Он оказался вплотную к Никасу. Тот вдруг понял, что обидел дистиллят крутости и эссенцию непобедимости, но виду не подал. Лишь позволил нескольким мурашкам выступить за ушами.

— По сравнению с теми молчаливыми агнцами, к которым вы привыкли, возможно, — он невозмутимо глядел в зеркальные стекляшки, под которыми, наверняка, желтели глаза убийцы. — Но я — необычная жертва. И не буду безропотно наблюдать за тем, что происходит вокруг меня.

Альфа долго сверлил его невидимым взглядом. Никас стиснул зубы, ожидая если не удара, то, по меньшей мере, тычок. Но альфа вдруг нагло осклабился и похлопал по плечу.

— Мне нравиться твоя позиция, — сказал он, с ноткой одобрения в голосе. — Но ты не понимаешь, как устроены прима-образы. Мы — большая колония с коллективным разумом. Что бывает с большой человеческой колонией, когда в ней слабеет власть?

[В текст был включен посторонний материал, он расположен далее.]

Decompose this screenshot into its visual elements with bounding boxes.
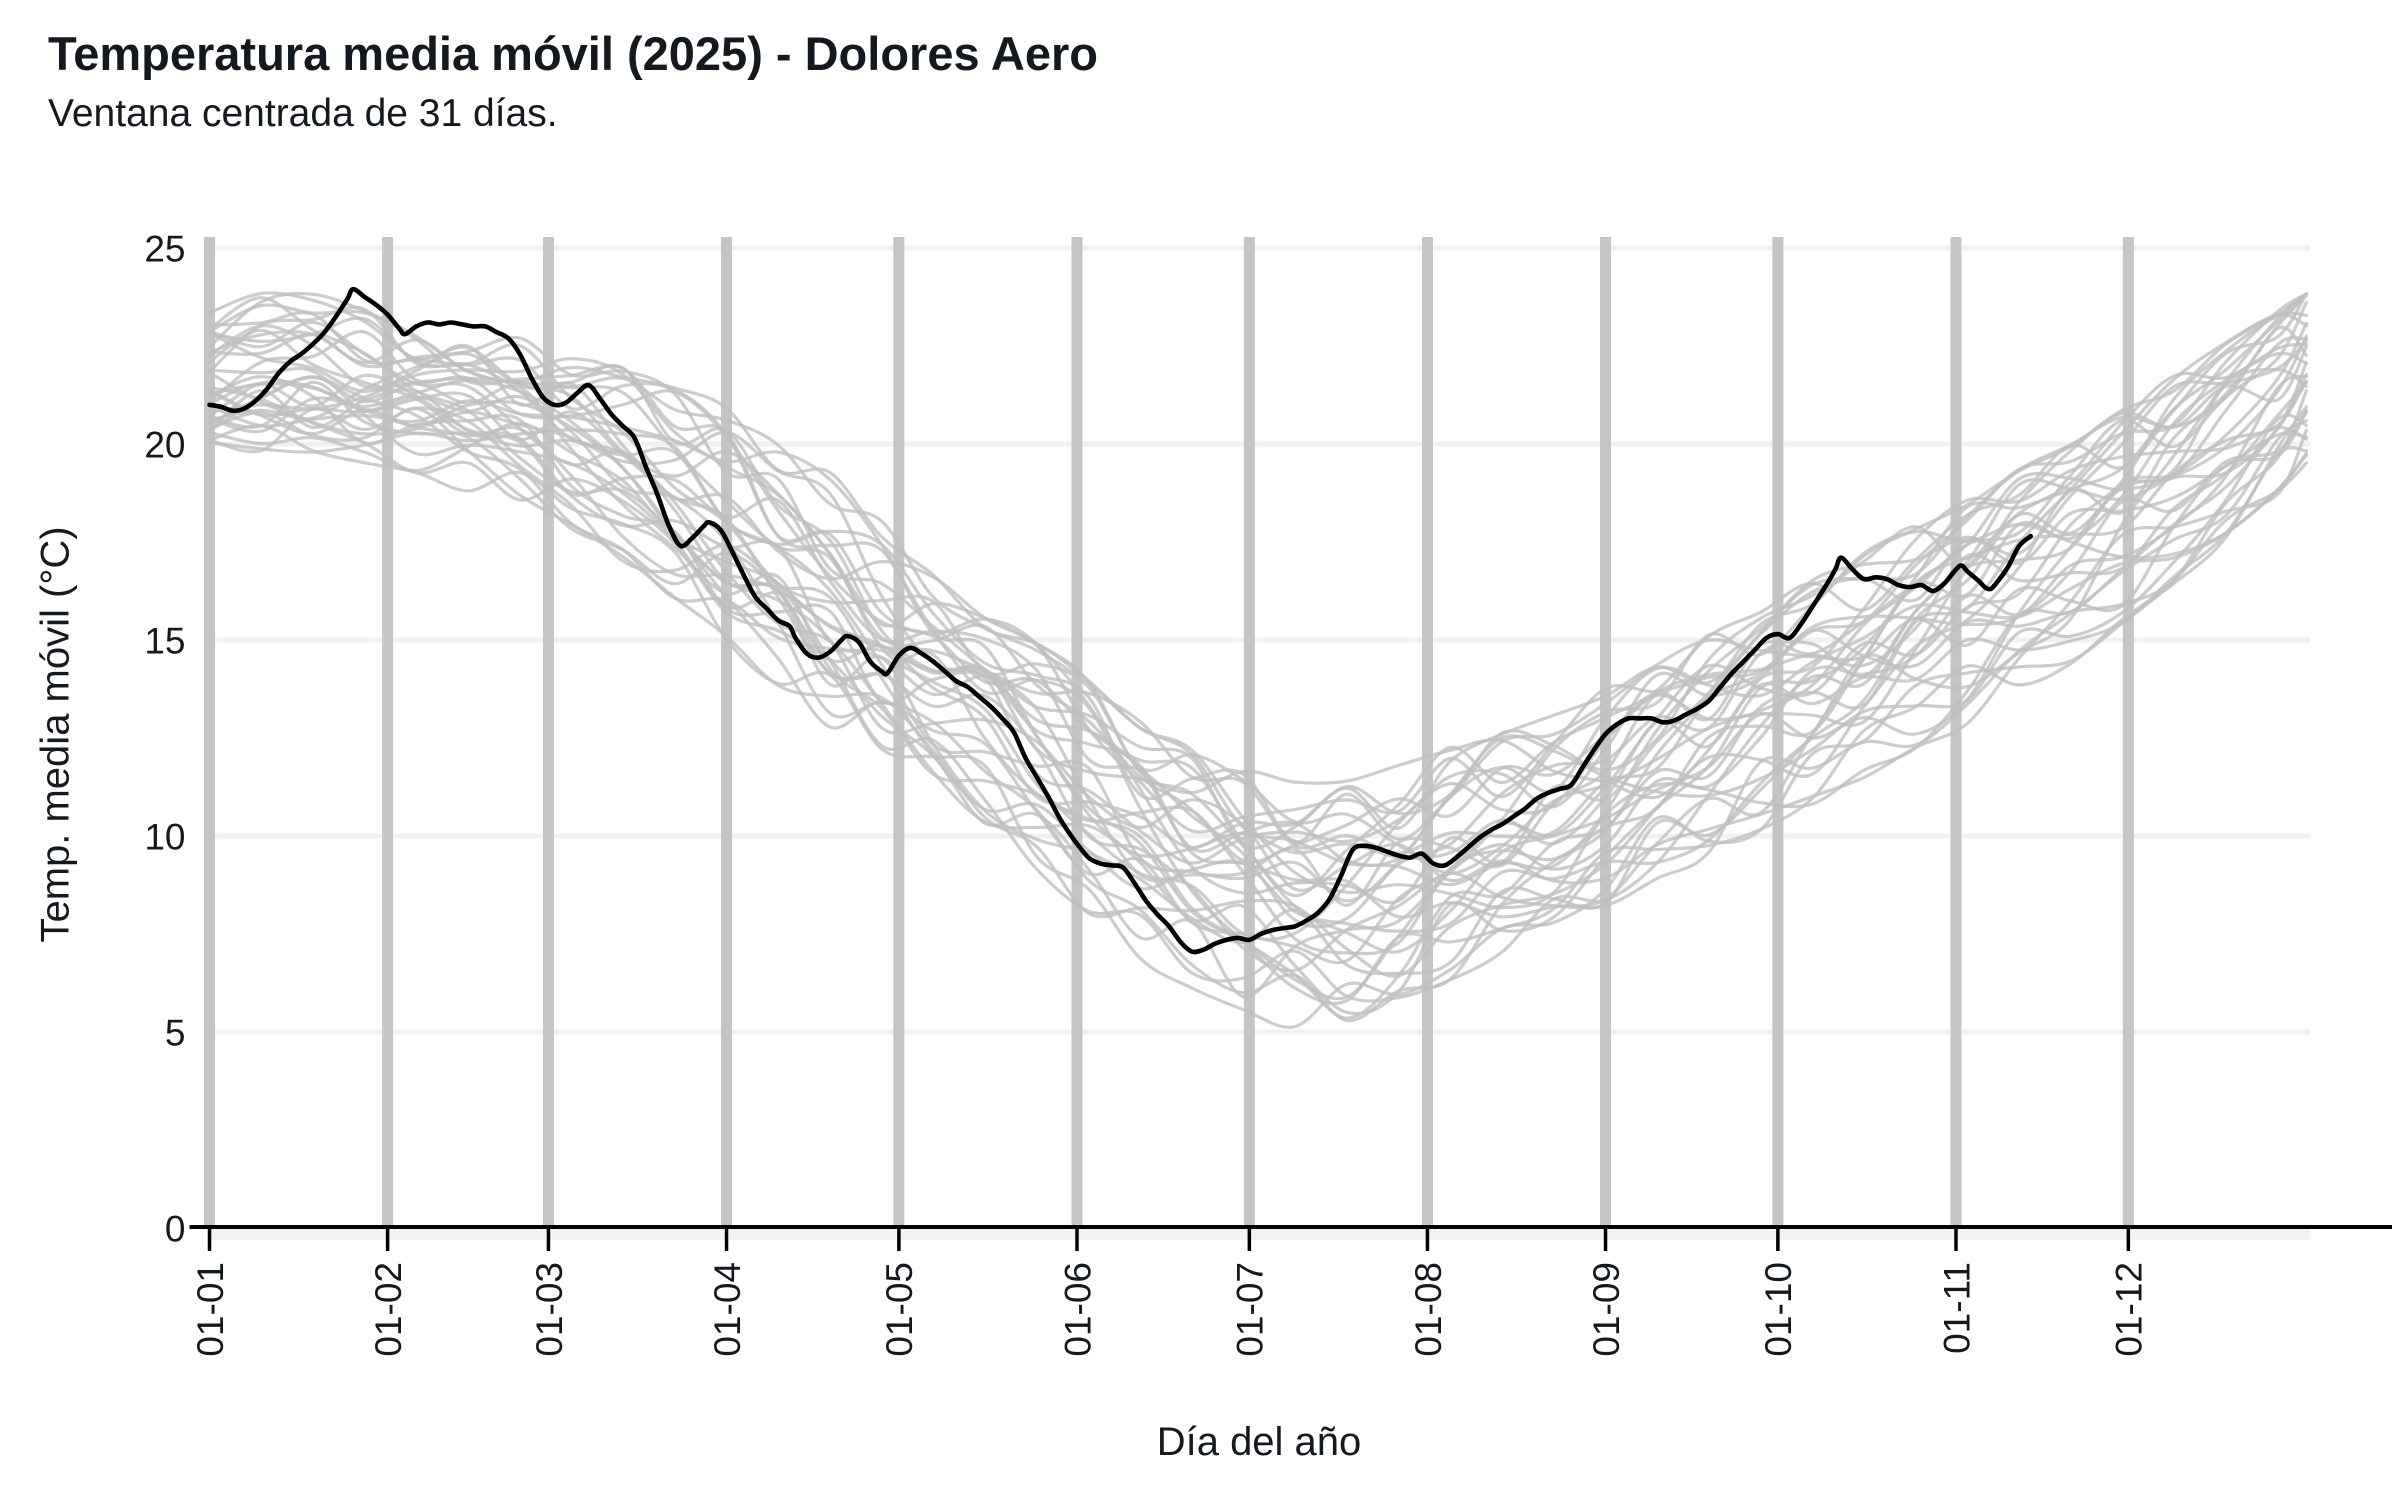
x-tick-label: 01-08 [1408, 1262, 1449, 1357]
chart-title: Temperatura media móvil (2025) - Dolores… [48, 27, 1098, 80]
x-tick-labels: 01-01 01-02 01-03 01-04 01-05 01-06 01-07 01-08… [190, 1262, 2150, 1357]
x-tick-label: 01-12 [2109, 1262, 2150, 1357]
y-tick-label: 0 [165, 1208, 186, 1249]
chart-subtitle: Ventana centrada de 31 días. [48, 92, 558, 135]
historical-year-line [207, 406, 2308, 978]
historical-year-line [207, 303, 2308, 834]
historical-year-line [207, 292, 2308, 855]
historical-year-line [207, 361, 2308, 1003]
historical-year-line [207, 339, 2308, 1023]
historical-year-line [207, 292, 2308, 976]
x-tick-label: 01-11 [1936, 1262, 1977, 1354]
y-tick-label: 10 [144, 816, 185, 857]
historical-year-line [207, 331, 2308, 860]
x-tick-label: 01-04 [707, 1262, 748, 1357]
x-axis-ticks [207, 1229, 2131, 1251]
historical-year-line [207, 324, 2308, 887]
y-tick-label: 5 [165, 1012, 186, 1053]
historical-year-line [207, 311, 2308, 999]
x-axis-title: Día del año [1156, 1420, 1362, 1464]
y-tick-labels: 0 5 10 15 20 25 [144, 228, 185, 1249]
x-tick-label: 01-05 [879, 1262, 920, 1357]
y-tick-label: 20 [144, 424, 185, 465]
series-2025-line [207, 286, 2033, 955]
x-tick-label: 01-06 [1057, 1262, 1098, 1357]
historical-years-lines [207, 291, 2308, 1029]
x-tick-label: 01-09 [1586, 1262, 1627, 1357]
x-tick-label: 01-02 [368, 1262, 409, 1357]
y-tick-label: 25 [144, 228, 185, 269]
x-tick-label: 01-01 [190, 1262, 231, 1357]
x-tick-label: 01-07 [1230, 1262, 1271, 1357]
historical-year-line [207, 351, 2308, 956]
x-tick-label: 01-10 [1758, 1262, 1799, 1357]
historical-year-line [207, 294, 2308, 800]
historical-year-line [207, 330, 2308, 1016]
historical-year-line [207, 373, 2308, 865]
historical-year-line [207, 378, 2308, 893]
historical-year-line [207, 296, 2308, 973]
historical-year-line [207, 382, 2308, 850]
sub-axis-band [209, 1230, 2311, 1240]
x-tick-label: 01-03 [529, 1262, 570, 1357]
y-tick-label: 15 [144, 620, 185, 661]
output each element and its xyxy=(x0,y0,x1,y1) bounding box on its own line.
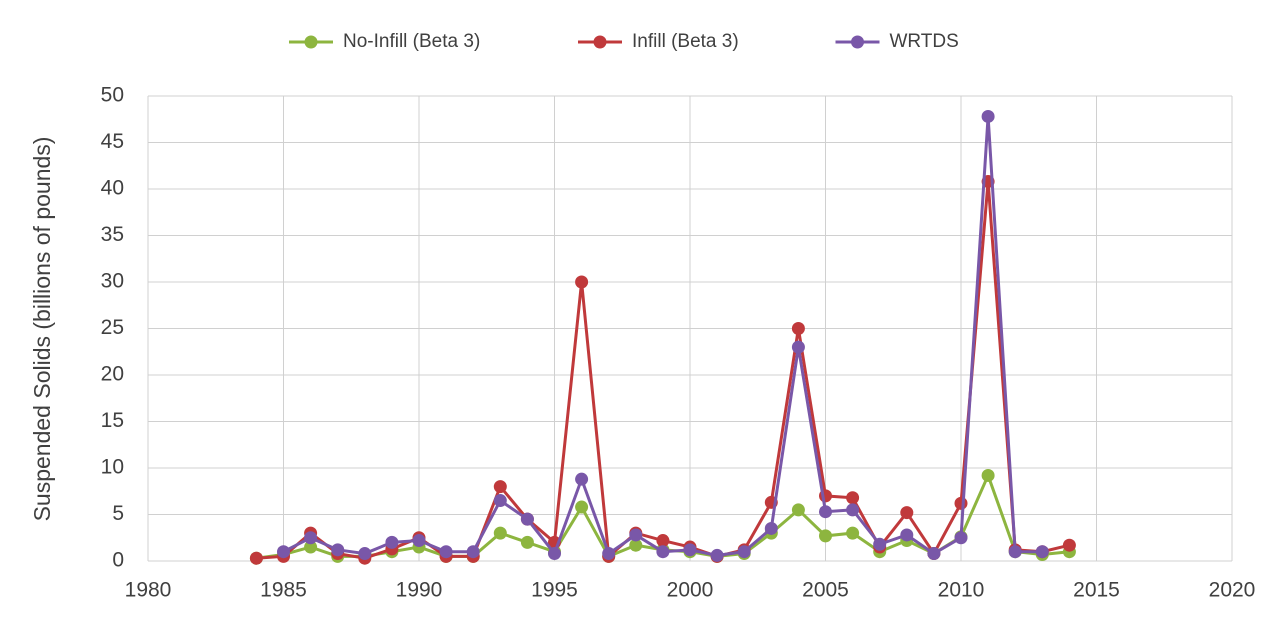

Революция, восстание, переворот. Я не раз уже оказывался в подобной ситуации. Но сейчас не время, парень. Понимаешь? Примам нельзя сдавать позиции, когда негатив что-то затевает.

— Ладно, я признаю, что полез не в свое дело, — ответил Никас, внутренне поражаясь своему вызывающему хладнокровию. — Я буду осторожнее.

Альфа ткнул его кулаком в плечо, и неповторимо, словно тысяча одинаковых персонажей, посмеялся.

— Ты ничего, Никас — сказал он. — В тебе есть грамм двести чего-то такого. Может, ты еще натворишь дел. Пойдем. Девел опасно отдалился. Нагоним его.

Глава 4

В холодном доме, обжитом пустотой и пылью, громко тикали часы. Часы, отсчитывающие время с момента неизвестного, никем не замеченного. Металлические удары, которые становились то оглушительными, то едва слышными, никогда не прекращались. Могли быть быстрыми как дробь, а то медленными, как сердцебиение зимующей лягушки.

Не было места в доме, где удалось бы укрыться от этого тиканья. Оно бродило как призрак, проверяя каждый угол, заглядывая в мельчайшую щель. Оно искало слушателя. Своего единственного слушателя.

Максиме поднялась со своего темного трона, — офисного стула с обломанными подлокотниками. Тихо шуршали экраны, мерцающие на стенах комнаты. По полу, влекомый неощутимым сквозняком, метался один единственный пожелтевший тополиный лист. С потолка, оклеенного пустыми засвеченными фотоснимками, навевая тоску, тускло светила лампочка без абажура. Ее безуспешно, с механичностью часов, таранил седой мотылек.

Максиме подошла к окну. Она выглянула наружу, схватившись за решетки длинными смуглыми пальцами. Для этого пришлось встать на цыпочки.

Дом запутался в голых ветвях дряхлого дуба, застывшего посреди скалистого вулканического горба. Кругом, насколько хватало взгляда, лежали во тьме бетонные равнины, заставленные вышками электропередачи. За ними проваливался вниз горизонт. Крохотная планета дрейфовала в космосе, не приближаясь к звездам.